I’m especially fascinated by the fact that male writers seem to be using this device, even though it reads more like baby talk than sophisticated repartee.
Consider this excerpt from a piece about the Tony awards by Time’s James Poniewozik:
Don’t get me wrong: I enjoy a good August: Osage County joke as good as the next guy who’s, um never seen the play
Given, Mr. Poniewozik is not writing about manly stuff like war or sports, but I still find this unseemly.

First Cicadas

After a couple of days of rain, and warm-to-hot weather expected this weekend, the first cicadas are emerging in my yard.
Scully, my neighbor’s dog, is very good at spotting them.
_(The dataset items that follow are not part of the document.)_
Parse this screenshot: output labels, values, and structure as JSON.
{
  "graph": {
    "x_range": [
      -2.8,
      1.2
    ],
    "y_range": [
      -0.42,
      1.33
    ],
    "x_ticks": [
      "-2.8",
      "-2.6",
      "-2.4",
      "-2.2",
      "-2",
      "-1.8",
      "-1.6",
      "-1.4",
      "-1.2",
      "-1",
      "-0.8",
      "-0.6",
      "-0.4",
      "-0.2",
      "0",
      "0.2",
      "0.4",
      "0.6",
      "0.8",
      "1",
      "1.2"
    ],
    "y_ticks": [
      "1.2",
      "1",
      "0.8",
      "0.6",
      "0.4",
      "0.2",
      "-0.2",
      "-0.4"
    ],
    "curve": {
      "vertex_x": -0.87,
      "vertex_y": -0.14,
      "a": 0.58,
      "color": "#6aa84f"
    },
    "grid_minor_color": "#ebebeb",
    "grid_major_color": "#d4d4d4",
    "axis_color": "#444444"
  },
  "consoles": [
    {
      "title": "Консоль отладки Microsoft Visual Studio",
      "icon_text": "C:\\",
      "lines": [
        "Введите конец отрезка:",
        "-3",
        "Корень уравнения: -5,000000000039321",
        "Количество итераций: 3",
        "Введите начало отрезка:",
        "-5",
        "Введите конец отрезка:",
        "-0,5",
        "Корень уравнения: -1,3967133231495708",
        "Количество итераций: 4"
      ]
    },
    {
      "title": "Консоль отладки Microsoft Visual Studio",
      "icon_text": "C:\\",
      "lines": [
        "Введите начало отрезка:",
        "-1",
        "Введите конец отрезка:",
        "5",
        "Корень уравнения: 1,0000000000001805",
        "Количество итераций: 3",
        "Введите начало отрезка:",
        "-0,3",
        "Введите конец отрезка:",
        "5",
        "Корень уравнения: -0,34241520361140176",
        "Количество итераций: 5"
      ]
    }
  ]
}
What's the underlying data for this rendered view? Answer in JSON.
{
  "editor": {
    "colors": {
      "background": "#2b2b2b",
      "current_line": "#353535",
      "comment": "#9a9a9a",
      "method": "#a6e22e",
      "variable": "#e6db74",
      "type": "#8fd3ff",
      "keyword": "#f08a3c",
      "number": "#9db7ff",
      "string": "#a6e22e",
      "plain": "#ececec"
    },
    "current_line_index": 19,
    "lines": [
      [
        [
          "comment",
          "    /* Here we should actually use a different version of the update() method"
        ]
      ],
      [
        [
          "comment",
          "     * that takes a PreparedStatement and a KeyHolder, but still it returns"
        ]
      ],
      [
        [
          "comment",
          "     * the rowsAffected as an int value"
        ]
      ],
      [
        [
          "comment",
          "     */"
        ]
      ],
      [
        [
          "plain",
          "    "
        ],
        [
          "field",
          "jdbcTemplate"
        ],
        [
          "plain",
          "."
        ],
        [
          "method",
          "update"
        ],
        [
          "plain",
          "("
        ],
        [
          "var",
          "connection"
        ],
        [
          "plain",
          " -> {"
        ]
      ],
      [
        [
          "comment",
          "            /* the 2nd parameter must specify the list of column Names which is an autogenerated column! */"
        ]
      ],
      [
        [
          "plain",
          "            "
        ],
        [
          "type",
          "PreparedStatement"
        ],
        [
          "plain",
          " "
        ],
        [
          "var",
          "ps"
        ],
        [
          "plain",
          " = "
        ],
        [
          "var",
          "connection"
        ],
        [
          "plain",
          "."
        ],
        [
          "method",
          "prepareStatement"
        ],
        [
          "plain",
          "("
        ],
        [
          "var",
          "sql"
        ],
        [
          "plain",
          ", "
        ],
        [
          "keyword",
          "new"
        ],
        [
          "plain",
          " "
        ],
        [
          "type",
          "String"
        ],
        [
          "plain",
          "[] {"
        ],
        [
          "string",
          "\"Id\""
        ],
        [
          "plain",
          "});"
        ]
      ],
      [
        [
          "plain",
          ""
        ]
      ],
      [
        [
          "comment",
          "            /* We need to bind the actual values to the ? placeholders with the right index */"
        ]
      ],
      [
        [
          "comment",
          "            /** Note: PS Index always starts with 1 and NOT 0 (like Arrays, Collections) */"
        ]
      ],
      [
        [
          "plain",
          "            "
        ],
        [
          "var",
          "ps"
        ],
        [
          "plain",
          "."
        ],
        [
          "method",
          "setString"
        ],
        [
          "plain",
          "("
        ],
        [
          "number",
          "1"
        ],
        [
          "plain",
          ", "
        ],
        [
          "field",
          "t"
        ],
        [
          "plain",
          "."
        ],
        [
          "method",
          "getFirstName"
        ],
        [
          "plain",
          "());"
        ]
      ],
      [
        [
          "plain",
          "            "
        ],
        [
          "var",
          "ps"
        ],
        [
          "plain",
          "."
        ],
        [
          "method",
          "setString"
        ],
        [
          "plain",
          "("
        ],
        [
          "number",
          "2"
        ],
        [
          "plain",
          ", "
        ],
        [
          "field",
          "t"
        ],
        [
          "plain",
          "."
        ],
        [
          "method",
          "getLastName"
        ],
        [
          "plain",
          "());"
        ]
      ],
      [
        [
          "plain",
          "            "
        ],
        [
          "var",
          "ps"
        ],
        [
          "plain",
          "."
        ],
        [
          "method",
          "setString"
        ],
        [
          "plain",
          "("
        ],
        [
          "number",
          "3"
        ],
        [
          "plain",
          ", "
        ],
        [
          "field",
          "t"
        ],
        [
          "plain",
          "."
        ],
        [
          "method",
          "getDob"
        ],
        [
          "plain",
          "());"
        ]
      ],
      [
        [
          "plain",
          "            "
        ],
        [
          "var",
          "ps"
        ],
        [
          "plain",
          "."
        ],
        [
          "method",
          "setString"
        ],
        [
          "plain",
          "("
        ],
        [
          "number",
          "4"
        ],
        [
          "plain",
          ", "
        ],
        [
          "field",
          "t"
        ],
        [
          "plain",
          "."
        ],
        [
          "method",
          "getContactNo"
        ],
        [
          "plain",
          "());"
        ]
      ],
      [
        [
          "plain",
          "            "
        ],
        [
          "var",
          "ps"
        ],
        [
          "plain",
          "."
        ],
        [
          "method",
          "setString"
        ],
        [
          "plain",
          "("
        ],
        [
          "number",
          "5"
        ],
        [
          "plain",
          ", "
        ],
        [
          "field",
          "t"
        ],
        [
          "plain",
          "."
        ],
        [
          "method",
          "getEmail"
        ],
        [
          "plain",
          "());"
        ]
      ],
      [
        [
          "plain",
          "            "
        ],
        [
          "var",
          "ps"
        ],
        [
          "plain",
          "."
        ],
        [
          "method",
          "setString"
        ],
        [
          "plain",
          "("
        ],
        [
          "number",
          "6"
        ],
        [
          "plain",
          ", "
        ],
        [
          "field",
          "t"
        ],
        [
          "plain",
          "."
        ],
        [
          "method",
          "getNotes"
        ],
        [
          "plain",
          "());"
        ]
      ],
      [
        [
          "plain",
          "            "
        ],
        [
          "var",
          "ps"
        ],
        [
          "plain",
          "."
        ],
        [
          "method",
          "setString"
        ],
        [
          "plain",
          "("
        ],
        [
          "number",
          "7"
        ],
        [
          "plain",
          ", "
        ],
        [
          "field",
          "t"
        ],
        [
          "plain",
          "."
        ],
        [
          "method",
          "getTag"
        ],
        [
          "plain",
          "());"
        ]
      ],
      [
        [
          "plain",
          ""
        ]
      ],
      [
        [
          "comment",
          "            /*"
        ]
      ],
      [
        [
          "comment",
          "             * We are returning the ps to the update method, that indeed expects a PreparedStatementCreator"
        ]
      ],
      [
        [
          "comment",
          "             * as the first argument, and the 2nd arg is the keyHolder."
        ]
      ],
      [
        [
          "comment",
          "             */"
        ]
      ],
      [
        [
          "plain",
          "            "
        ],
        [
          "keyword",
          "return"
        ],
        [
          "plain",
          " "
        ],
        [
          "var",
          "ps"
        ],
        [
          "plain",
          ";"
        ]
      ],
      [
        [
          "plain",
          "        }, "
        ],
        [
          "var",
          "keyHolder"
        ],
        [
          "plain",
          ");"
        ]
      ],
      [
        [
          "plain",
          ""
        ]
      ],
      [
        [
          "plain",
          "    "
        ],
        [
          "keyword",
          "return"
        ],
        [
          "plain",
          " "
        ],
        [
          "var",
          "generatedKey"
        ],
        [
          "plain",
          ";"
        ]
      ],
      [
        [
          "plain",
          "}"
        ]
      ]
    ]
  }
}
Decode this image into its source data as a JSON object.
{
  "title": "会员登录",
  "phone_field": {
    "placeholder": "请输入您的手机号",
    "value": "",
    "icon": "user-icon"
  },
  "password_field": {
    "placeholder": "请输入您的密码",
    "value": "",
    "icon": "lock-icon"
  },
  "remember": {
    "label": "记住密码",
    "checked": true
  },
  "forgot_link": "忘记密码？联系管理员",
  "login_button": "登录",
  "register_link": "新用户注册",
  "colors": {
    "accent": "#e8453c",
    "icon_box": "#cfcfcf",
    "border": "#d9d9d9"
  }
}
They are rotund, about an inch and a half long, and about the ugliest bug you can imagine.
I spotted about a dozen burrows 4-5 inches deep.
Nothing to be done about them, I guess.

Blowing the Lid Off the Myth of the Underpaid Public Servant

The latest issue of Commonwealth reports that the average teacher salary in the city of Boston is over $71,000 a year.
That’s $71,000 a year for a part-time job – this doesn’t take into account earnings during the summer, for example.
And check out this article by Janice Revell, Money Magazine senior writer, who reports on the city of Vallejo, California’s decision to declare bankruptcy as a result of its staggering public pension debt.
As Ms. Revell reports, Massachusetts is one of the three highest profile examples of similar problems, South Carolina and Pennsylvania being the other two.